Data were processed and analyzed using Graph Pad Prizm4™ software (Graph Pad Prizm, Inc). Statistical analysis for significance was determined by a two-tailed Student's T-test.

Human cancer cell lines showed variable sensitivities to the drug, which correlated with LHRH receptor capacities. Human breast cancer cell line (MDA-MB-231, negative for estrogen receptors, Her2/neu and progesterone receptors, multi drug resistant) was insensitive to cisplatinum, but sensitive to EP-100 (5.5 μM), followed by the human endometrial cancer cell line AN3-CA (3.3 μM), the ovarian cancer cell line OVCAR-3 (3.0 μM), the prostate cancer cell lines LNCaP (1.5 μM) and PC-3 (5.5 μM). The MDA-MB-4355 breast cancer cell line showed highest sensitivity with 0.8 μM and has the highest LHRH receptor capacity of all tested cell lines (FIGS. 2A and 2B). SKOV-3, a LHRH receptor negative ovarian cancer cell line, was insensitive to EP-100 with >10 μM.

In conclusion, human cancer cell lines show high correlation of sensitivity to EP-100 and their surface LHRH receptor expression determined as LHRH receptor capacities (r²=0.82) as well as LHRH receptor expression determined and quantified in immunohistochemistry methods (r²=0.64). The greater LHRH receptor expression on the cell surface correlates with increased sensitivity to LHRH receptor targeting drug EP-100.

Example 4

This Example Includes Determination and Quantification of LH-Receptors and LHRH-Receptors in Human Cancer Cell Lines Through LHRH Receptor and LH/hCG Receptor Gene Expression Assays.

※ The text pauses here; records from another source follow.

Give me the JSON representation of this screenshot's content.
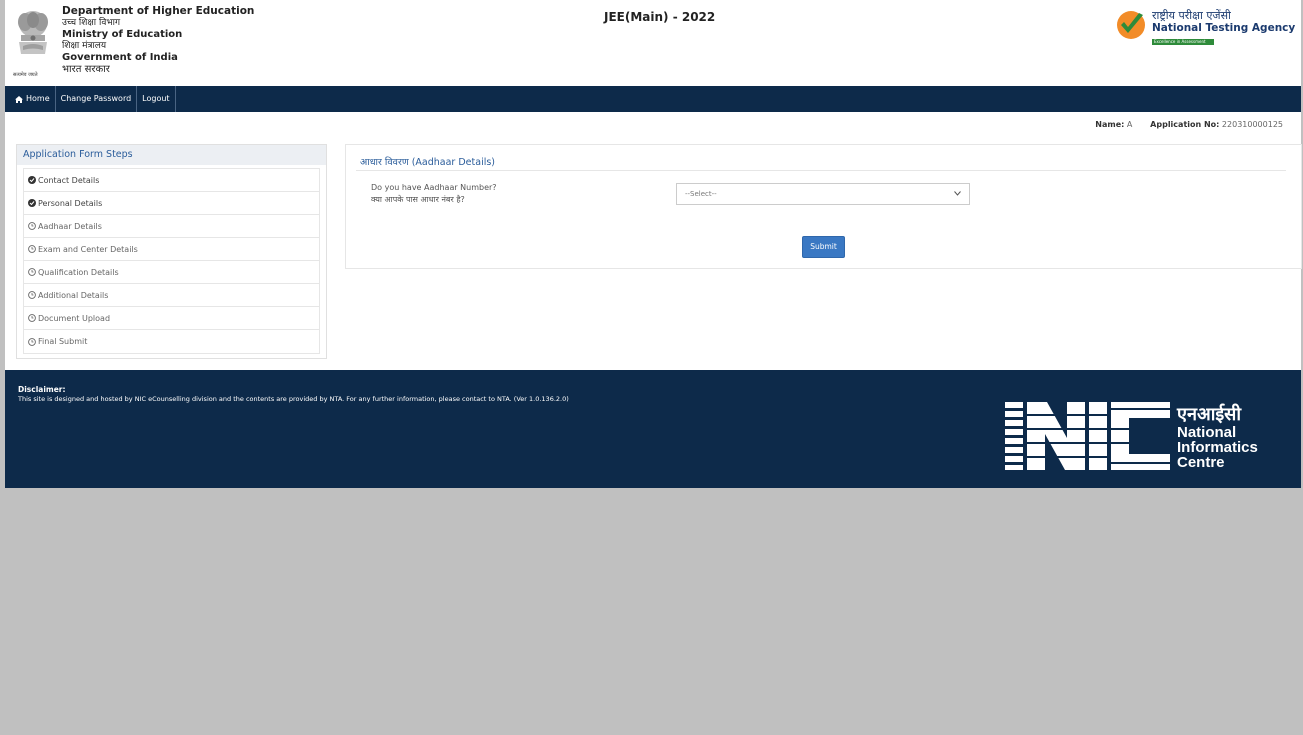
{
  "header": {
    "emblem_caption": "सत्यमेव जयते",
    "dept_lines": [
      {
        "text": "Department of Higher Education",
        "lang": "en"
      },
      {
        "text": "उच्च शिक्षा विभाग",
        "lang": "hi"
      },
      {
        "text": "Ministry of Education",
        "lang": "en"
      },
      {
        "text": "शिक्षा मंत्रालय",
        "lang": "hi"
      },
      {
        "text": "Government of India",
        "lang": "en"
      },
      {
        "text": "भारत सरकार",
        "lang": "hi"
      }
    ],
    "site_title": "JEE(Main) - 2022",
    "nta_hindi": "राष्ट्रीय परीक्षा एजेंसी",
    "nta_english": "National Testing Agency",
    "nta_tagline": "Excellence in Assessment",
    "colors": {
      "nta_orange": "#f28c28",
      "nta_green": "#2e8b3a",
      "nta_blue": "#1b3a6e"
    }
  },
  "navbar": {
    "items": [
      {
        "label": "Home",
        "icon": "home-icon"
      },
      {
        "label": "Change Password"
      },
      {
        "label": "Logout"
      }
    ],
    "color": "#0d2a4a"
  },
  "user": {
    "name_label": "Name:",
    "name_value": "A",
    "app_label": "Application No:",
    "app_value": "220310000125"
  },
  "sidebar": {
    "title": "Application Form Steps",
    "steps": [
      {
        "label": "Contact Details",
        "status": "done"
      },
      {
        "label": "Personal Details",
        "status": "done"
      },
      {
        "label": "Aadhaar Details",
        "status": "pending"
      },
      {
        "label": "Exam and Center Details",
        "status": "pending"
      },
      {
        "label": "Qualification Details",
        "status": "pending"
      },
      {
        "label": "Additional Details",
        "status": "pending"
      },
      {
        "label": "Document Upload",
        "status": "pending"
      },
      {
        "label": "Final Submit",
        "status": "pending"
      }
    ]
  },
  "main": {
    "title": "आधार विवरण (Aadhaar Details)",
    "question_en": "Do you have Aadhaar Number?",
    "question_hi": "क्या आपके पास आधार नंबर है?",
    "select_value": "--Select--",
    "submit_label": "Submit"
  },
  "footer": {
    "disclaimer_title": "Disclaimer:",
    "disclaimer_text": "This site is designed and hosted by NIC eCounselling division and the contents are provided by NTA. For any further information, please contact to NTA. (Ver 1.0.136.2.0)",
    "nic_hindi": "एनआईसी",
    "nic_en_1": "National",
    "nic_en_2": "Informatics",
    "nic_en_3": "Centre"
  }
}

A quantitative human LHRH receptor and LH/hCG receptor gene expression assay has been developed to identify malignant cell lines and patient tumor specimens. LHRH receptor and LH/hCG receptor mRNA levels in multiple cancer cell lines were measured to identify potential targets for LHRH- and LH/CG receptors. This method determines the LHRH- and LH/CG receptor expression on RNA detection levels.

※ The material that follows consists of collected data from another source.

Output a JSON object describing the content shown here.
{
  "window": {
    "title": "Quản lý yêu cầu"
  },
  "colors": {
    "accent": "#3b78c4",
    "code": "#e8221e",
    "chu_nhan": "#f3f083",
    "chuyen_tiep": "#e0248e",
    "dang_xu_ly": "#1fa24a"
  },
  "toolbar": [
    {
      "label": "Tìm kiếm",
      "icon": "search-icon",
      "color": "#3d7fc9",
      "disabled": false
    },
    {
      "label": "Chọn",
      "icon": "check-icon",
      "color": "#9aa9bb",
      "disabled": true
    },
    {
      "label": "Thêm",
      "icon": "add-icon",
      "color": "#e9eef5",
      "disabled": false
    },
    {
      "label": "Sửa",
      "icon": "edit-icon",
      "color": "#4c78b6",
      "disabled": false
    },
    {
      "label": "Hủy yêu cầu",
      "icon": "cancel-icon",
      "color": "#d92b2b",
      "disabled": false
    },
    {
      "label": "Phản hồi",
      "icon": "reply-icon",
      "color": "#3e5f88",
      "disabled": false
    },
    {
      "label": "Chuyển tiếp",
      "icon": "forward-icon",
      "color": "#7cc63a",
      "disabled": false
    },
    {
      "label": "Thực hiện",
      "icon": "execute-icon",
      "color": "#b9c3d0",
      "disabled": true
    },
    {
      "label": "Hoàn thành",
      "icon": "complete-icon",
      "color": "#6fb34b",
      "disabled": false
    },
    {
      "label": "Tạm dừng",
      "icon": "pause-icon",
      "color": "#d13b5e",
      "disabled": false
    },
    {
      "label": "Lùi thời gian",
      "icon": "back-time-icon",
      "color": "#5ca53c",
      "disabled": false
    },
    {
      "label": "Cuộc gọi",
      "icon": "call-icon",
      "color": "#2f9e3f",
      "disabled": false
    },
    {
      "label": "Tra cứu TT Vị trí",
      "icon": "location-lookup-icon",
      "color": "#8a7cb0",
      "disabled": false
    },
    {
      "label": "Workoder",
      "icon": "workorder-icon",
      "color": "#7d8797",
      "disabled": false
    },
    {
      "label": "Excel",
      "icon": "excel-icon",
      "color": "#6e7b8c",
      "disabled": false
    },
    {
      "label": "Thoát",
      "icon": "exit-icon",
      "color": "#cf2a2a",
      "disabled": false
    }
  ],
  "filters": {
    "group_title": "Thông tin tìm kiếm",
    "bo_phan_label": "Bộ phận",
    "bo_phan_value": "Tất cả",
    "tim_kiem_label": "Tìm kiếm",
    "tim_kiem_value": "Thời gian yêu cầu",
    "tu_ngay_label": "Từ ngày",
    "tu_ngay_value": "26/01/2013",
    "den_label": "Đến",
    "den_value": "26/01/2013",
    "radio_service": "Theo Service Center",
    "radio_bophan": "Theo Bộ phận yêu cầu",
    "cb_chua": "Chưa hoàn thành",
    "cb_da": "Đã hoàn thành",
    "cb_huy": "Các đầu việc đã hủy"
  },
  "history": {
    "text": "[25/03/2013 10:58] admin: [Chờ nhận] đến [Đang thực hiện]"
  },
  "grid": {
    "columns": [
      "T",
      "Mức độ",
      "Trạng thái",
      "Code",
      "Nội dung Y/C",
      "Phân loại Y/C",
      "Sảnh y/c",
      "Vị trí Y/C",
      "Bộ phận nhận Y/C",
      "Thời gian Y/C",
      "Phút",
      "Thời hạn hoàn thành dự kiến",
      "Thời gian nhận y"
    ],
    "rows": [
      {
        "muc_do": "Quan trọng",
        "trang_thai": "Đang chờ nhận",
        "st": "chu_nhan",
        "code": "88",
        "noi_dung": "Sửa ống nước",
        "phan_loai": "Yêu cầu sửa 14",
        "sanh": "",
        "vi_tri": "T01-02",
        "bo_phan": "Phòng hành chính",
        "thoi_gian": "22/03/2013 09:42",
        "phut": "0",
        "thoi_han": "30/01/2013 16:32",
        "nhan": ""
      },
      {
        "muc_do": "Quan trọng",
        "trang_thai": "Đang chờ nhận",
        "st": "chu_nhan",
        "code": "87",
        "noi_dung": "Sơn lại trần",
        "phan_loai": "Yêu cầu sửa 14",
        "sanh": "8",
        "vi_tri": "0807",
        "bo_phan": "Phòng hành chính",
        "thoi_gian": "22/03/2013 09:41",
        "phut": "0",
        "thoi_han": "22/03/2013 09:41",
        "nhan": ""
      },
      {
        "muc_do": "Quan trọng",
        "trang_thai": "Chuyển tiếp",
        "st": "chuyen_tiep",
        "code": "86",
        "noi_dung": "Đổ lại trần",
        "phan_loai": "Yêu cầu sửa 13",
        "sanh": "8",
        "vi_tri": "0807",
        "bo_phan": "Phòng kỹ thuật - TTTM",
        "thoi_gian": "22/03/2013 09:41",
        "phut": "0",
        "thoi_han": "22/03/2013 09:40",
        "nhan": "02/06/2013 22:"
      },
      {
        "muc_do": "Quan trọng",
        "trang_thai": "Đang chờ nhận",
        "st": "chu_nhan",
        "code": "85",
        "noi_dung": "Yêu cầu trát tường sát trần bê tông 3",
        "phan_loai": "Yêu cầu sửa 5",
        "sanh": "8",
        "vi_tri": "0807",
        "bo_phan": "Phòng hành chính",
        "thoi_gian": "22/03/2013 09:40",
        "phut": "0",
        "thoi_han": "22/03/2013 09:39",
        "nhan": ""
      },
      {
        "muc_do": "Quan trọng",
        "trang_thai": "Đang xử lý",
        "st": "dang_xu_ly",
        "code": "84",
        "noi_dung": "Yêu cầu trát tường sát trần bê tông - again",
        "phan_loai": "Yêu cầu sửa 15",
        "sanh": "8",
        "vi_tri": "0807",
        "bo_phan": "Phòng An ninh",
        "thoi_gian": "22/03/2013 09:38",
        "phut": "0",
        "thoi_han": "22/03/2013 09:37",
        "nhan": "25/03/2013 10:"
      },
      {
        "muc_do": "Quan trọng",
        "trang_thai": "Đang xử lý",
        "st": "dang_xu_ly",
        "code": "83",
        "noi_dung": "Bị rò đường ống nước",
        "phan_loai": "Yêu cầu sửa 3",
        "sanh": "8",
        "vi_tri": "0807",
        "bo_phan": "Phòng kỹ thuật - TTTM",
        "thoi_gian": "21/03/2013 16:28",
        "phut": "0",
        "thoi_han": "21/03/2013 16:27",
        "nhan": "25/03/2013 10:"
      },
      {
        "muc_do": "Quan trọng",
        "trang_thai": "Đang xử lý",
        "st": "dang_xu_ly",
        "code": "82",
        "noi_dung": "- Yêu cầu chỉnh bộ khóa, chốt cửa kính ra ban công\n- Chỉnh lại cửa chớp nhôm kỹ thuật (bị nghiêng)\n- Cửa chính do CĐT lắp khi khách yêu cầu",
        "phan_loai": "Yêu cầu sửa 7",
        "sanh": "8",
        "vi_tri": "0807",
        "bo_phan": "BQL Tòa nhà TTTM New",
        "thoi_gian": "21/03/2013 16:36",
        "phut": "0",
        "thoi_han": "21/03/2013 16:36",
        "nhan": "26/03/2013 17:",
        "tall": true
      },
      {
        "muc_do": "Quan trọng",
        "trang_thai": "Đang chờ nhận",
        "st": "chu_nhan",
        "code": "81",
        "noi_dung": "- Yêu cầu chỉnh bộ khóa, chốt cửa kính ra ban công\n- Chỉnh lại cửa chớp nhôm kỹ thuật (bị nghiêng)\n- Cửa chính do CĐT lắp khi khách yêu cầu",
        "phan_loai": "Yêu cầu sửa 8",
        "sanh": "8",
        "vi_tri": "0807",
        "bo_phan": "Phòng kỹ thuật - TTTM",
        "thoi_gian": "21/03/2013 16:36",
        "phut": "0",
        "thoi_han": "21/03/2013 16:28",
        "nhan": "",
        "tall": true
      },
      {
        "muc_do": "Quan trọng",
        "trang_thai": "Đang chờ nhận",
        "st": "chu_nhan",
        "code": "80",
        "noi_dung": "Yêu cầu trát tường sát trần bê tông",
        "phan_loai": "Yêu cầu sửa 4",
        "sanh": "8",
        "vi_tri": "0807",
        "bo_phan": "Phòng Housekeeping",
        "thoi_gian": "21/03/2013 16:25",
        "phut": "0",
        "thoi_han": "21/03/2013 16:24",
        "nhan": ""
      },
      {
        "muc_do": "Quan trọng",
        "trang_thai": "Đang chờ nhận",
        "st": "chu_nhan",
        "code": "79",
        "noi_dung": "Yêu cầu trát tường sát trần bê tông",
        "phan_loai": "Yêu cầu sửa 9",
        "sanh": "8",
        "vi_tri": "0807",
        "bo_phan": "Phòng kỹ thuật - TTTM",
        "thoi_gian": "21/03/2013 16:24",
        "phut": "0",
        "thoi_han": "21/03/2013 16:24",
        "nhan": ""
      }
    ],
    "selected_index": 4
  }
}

In brief, RNA was isolated from cell cultures or tissue samples using the RNeasy Mini Kit (Qiagen #74104) according to the standard protocol provided. Contaminating genomic DNA was removed through an on column DNase digestion step. RNA samples were stored in RNase-free water containing RNase inhibitor at −80° C. until analysis.

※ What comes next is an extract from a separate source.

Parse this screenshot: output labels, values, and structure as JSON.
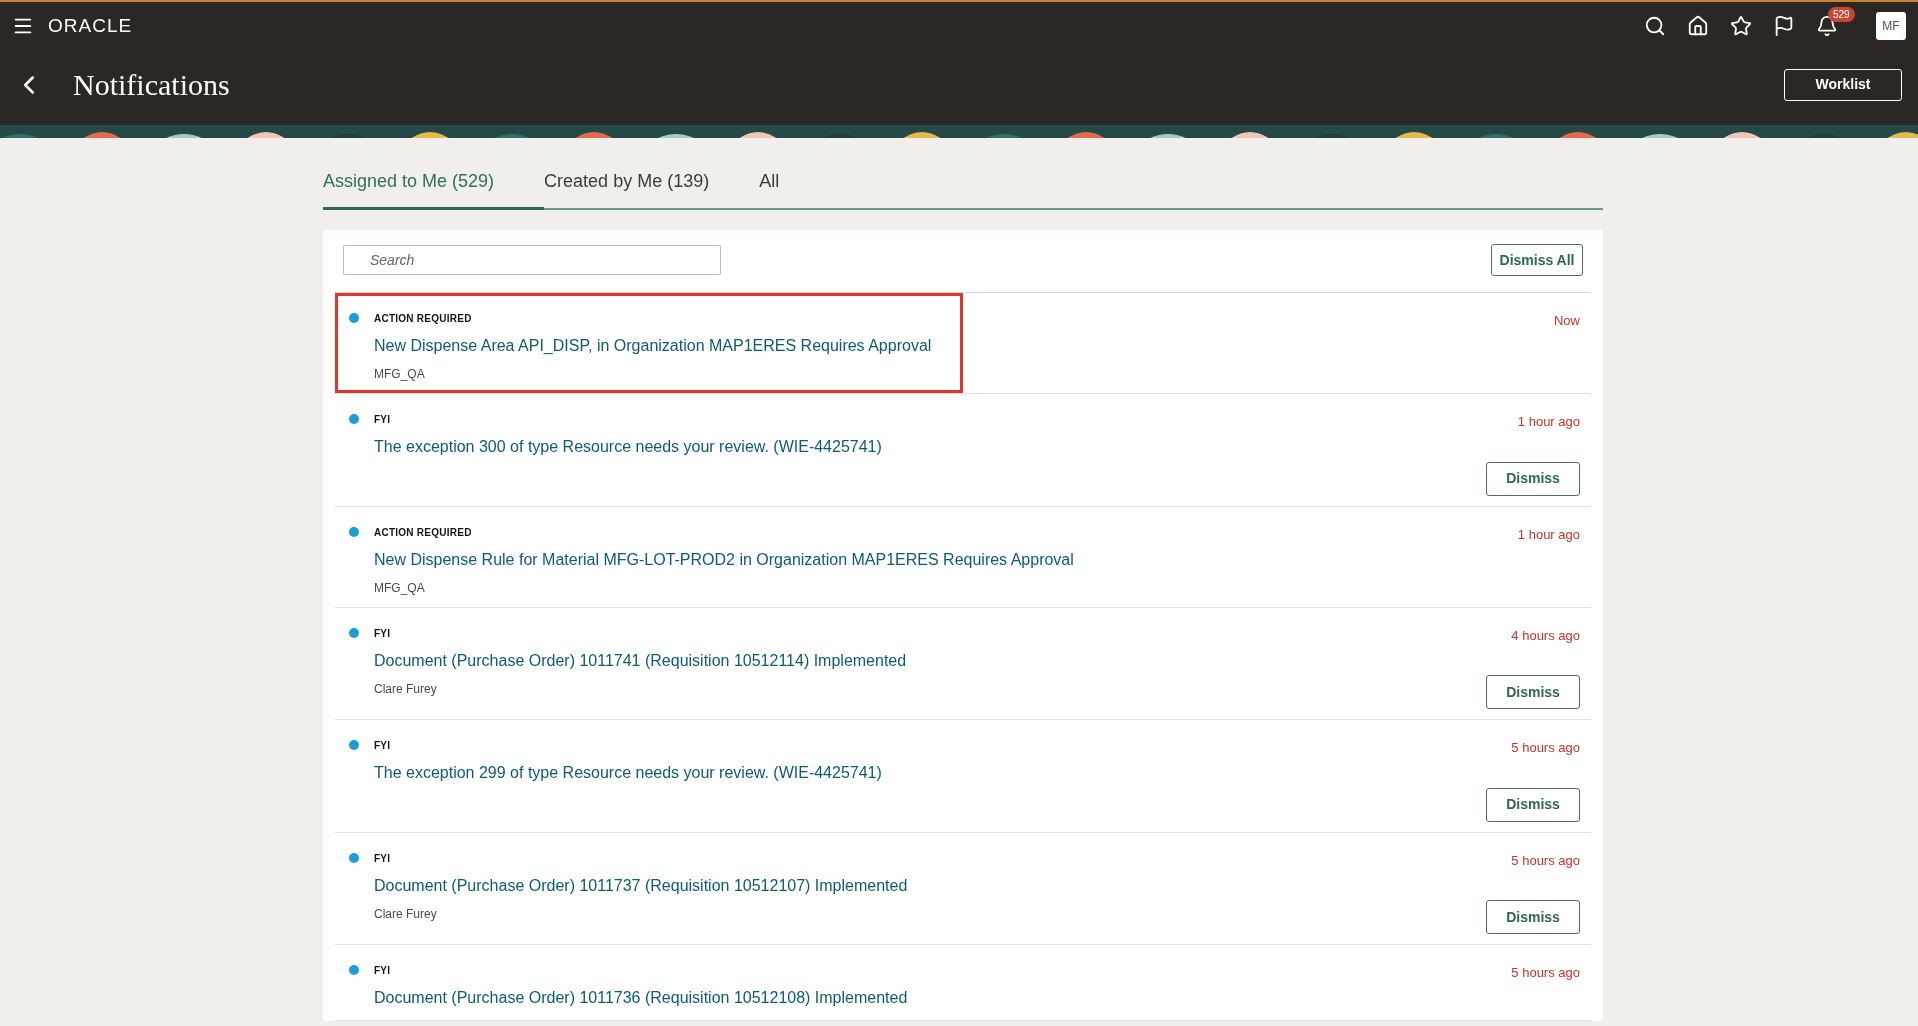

For each RNA type quantification, reverse transcriptase polymerase chain reaction was conducted using Taqman primers for LHRH receptor and LH receptor. The LH receptor Set 2 primer/probe was designed to amplify full length transcripts containing the transmembrane region of the LH receptor. RNA was quantified and analyzed for integrity and DNA contamination using the Agilent 2100 Bioanalyzer, according to manufacturer instructions. Profiles generated by the Agilent provide concentration, visual inspection of RNA integrity, and an RNA integrity number based on the entire electrophoretic trace of a sample.

Claims

1. A method of analyzing a prostate, ovarian, breast or endometrial sample, the method comprising:

(a) contacting the prostate, ovarian, breast or endometrial sample from a subject, with a hormone polypeptide or hormone polypeptide analog that binds to LHRH- or hCG/LH receptors under conditions allowing the hormone or hormone analog to bind the LHRH- or hCG/LH receptors;

(b) determining an amount of LHRH- or hCG/LH receptors in the sample by detecting the amount of hormone polypeptide or hormone polypeptide analog that is bound to the LHRH- or hCG/LH receptors in the sample;

(c) contacting cells obtained from the sample with a peptide comprising the cytotoxic sequence KFAKFAKKFAKFAKKFAKQHWSYGLRPG (SEQ ID NO: 1); and

(d) after the contacting of (c), determining the IC50 value according to a sensitivity of the cells to SEQ ID NO:1, wherein the IC50 value is 5.5 μM or less and wherein greater LHRH- or hCG/LH receptor expression indicates increased sensitivity of the cells.

2. The method of claim 1, comprising identifying a sample according to the determining of (b), wherein greater than 50% of the cells express LHRH- or hCG/LH receptors.

3. The method of claim 1, wherein the cytotoxic sequence is biotin-conjugated.

4. The method of claim 1, wherein the hormone polypeptide or hormone polypeptide analog comprises one or more D-amino acids.

5. The method of claim 1, wherein the hormone polypeptide or hormone polypeptide analog is biotin-conjugated.